Моя сестра создала свою группу спасения людей и переправки из заграницу – в нее входило 30 человек. После войны сестра нелегально переправилась в Палестину. Она верила в еврейское государство. Стала там адвокатом. Что касается меня, то я после войны так и остался врачом во Франции. Навсегда запомню, как мы поддерживали друг друга в партизанах – ставили какие-то театральные постановки, был свой хор.

В оккупации я был молодой и страдал без женщин – было не до личной жизни. Но она, наша жизнь, была прекрасной, потому что мы в любой момент могли погибнуть и потому ценили все, что мы имеем: и людей, и все, нас окружающее. Но даже мы не могли себе представить размаха уничтожения людей нацистами.

Ощущение настоящего ужаса пришло после войны, когда мы узнали и о том, что случилось с нашими родными и с евреями по всей Европе. Французы проиграли войну Гитлеру и в ходе оккупации появилось много безразличных ко всему людей. Они думали только о себе, просто жили, ждали и дождались освобождения…

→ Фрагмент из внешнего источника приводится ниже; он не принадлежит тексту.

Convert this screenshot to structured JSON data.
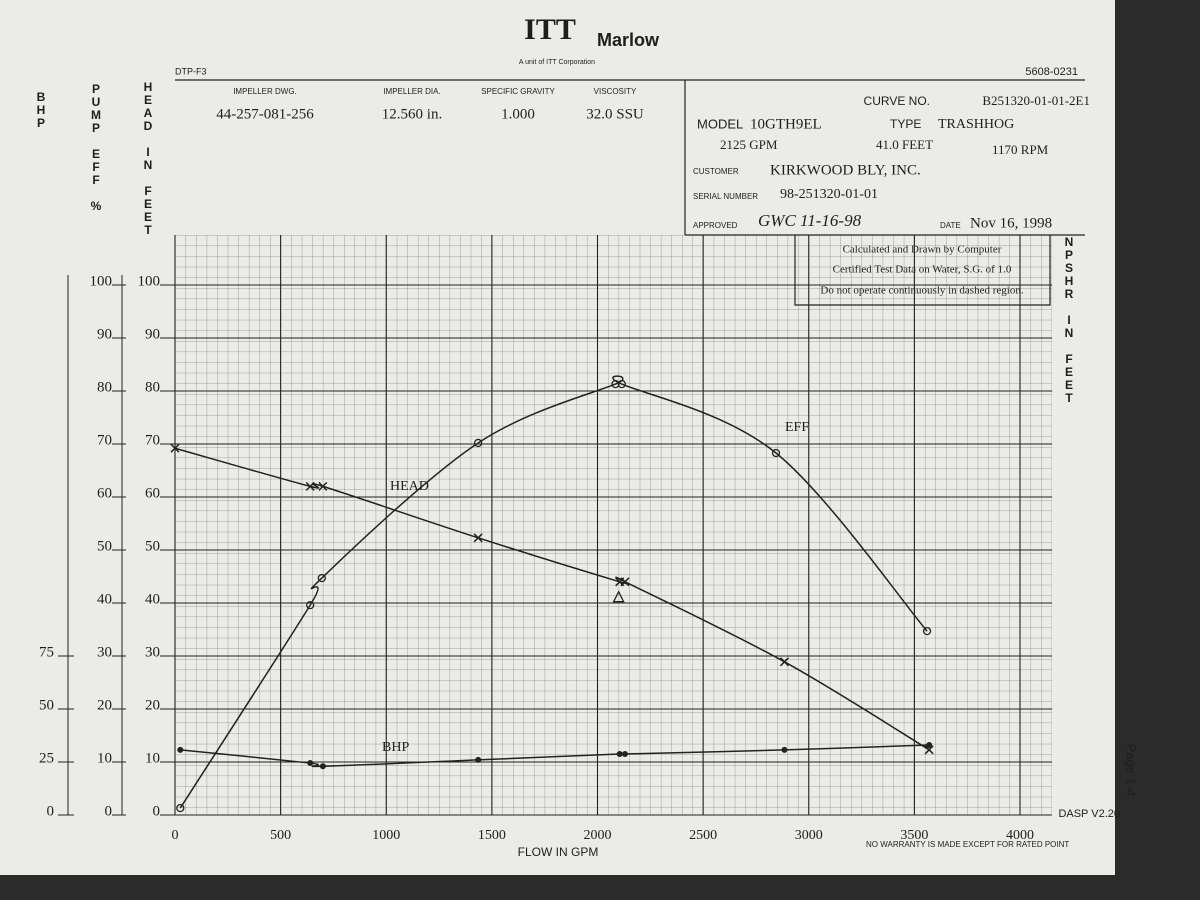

После войны произошло нечто, называемое «законом молчания». Когда замалчивается вся правда, поскольку она неприятна для большинства тех, кто выжил. Точнее, жил под оккупацией.

О «Еврейской армии» никто не говорил, а сегодня тем более не хотят . Мы оказались неудобны всем. И нам надо рассказывать о том, кто мы, и за что сражались.